The war's use of Route 9 extended west of the Vietnamese border into Laos. In February 1971, Operation Lam Son 719 sent approximately 16,000 South Vietnamese troops — later augmented to 20,000 — along Route 9 into Laos toward the North Vietnamese logistical hub at Tchepone. The operation aimed to cut the Ho Chi Minh Trail and demonstrate the viability of Vietnamization, the policy of transferring combat responsibility to South Vietnamese forces. The North Vietnamese, who had anticipated such a move, met the thrust with approximately 60,000 troops. By late March the South Vietnamese forces had retreated. The engagement was among the heaviest fighting of the war's latter years, with both sides suffering severe casualties. Route 9's asphalt connected these battles to each other; the same road that American engineers had repaired to supply Khe Sanh now carried the equipment of a test that the Saigon government did not pass.
The ceasefire came, and Route 9 remained. With Vietnam's Doi Moi economic reforms beginning in the late 1980s, cross-border trade with Laos gradually revived the road's original purpose as a commercial corridor. The route has been progressively upgraded since, and with the completion of the Ho Chi Minh Highway — which meets Route 9 at Tân Hợp — the road now serves as an east-west link between Vietnam's two main north-south arteries. As route AH16 in the Asian Highway Network, it continues westward through Laos, crossing the Mekong into Thailand. The bases are mostly gone. Khe Sanh is a museum. Lang Vei is a memory. The road that connected them now carries trucks loaded with timber, coffee, and manufactured goods between three countries. History is present but not on the surface; you'd have to stop and look for it.

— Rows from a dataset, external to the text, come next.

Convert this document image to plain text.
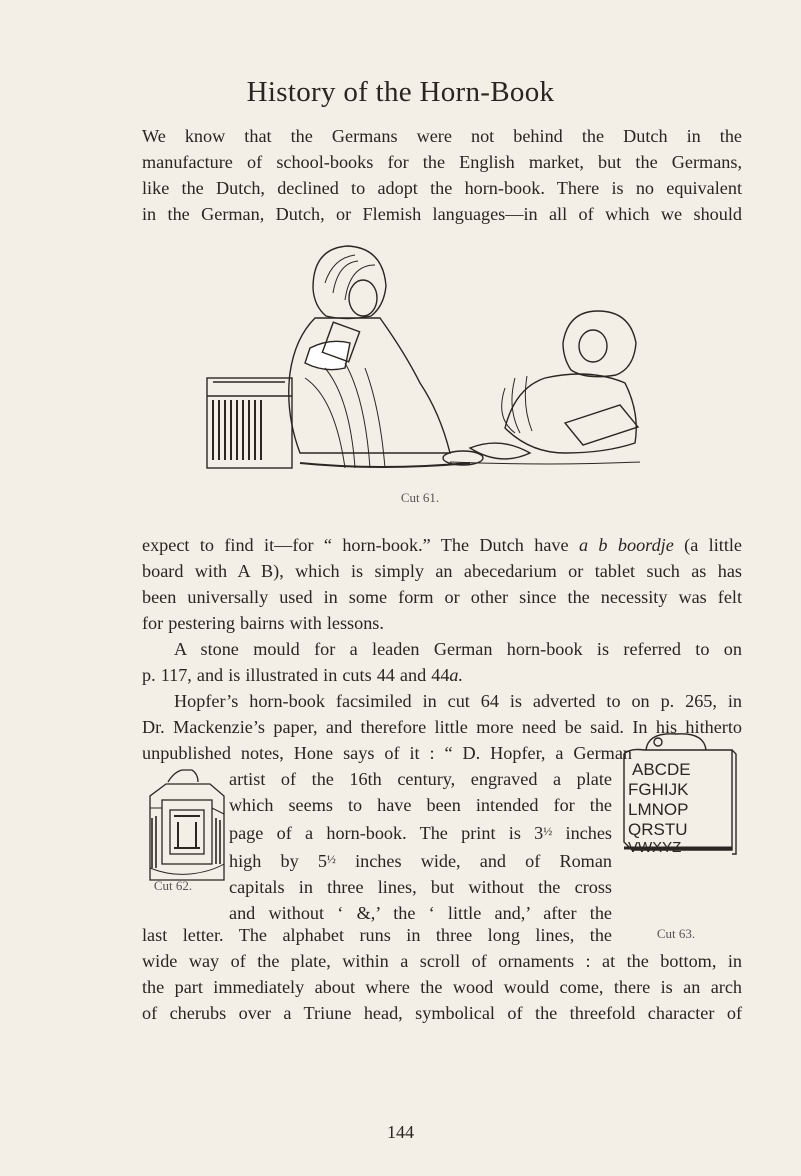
History of the Horn-Book
We know that the Germans were not behind the Dutch in the
manufacture of school-books for the English market, but the Germans,
like the Dutch, declined to adopt the horn-book. There is no equivalent
in the German, Dutch, or Flemish languages—in all of which we should
Cut 61.
expect to find it—for “ horn-book.” The Dutch have a b boordje (a little
board with A B), which is simply an abecedarium or tablet such as has
been universally used in some form or other since the necessity was felt
for pestering bairns with lessons.
A stone mould for a leaden German horn-book is referred to on
p. 117, and is illustrated in cuts 44 and 44a.
Hopfer’s horn-book facsimiled in cut 64 is adverted to on p. 265, in
Dr. Mackenzie’s paper, and therefore little more need be said. In his hitherto
unpublished notes, Hone says of it : “ D. Hopfer, a German
artist of the 16th century, engraved a plate
which seems to have been intended for the
page of a horn-book. The print is $3^{\frac{1}{2}}$ inches
high by $5^{\frac{1}{2}}$ inches wide, and of Roman
capitals in three lines, but without the cross
and without ‘ &,’ the ‘ little and,’ after the
last letter. The alphabet runs in three long lines, the
wide way of the plate, within a scroll of ornaments : at the bottom, in
the part immediately about where the wood would come, there is an arch
of cherubs over a Triune head, symbolical of the threefold character of
Cut 62.
ABCDE
FGHIJK
LMNOP
QRSTU
VWXYZ
Cut 63.
144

National Route 9 runs roughly east-west across Quảng Trị Province at approximately 16.64°N, 105.67°E at its midpoint, climbing from near sea level at Đông Hà to over 600 metres at the Lao Bảo pass before descending into Laos. From altitude, the route is visible as a thin line cutting through dense green mountains — the Annamite Range is immediately apparent as a ridgeline separating the Vietnamese coastal plain from the Lao interior. The town of Khe Sanh and its former combat base plateau are identifiable from the air. Recommended viewing altitude is 5,000–10,000 feet AGL for the mountain crossing section. The nearest airports are Đồng Hới Airport (VVDH), approximately 80 kilometres northeast in Quảng Bình Province, and Phú Bài International Airport (VVPB) near Huế, approximately 80 kilometres to the southeast.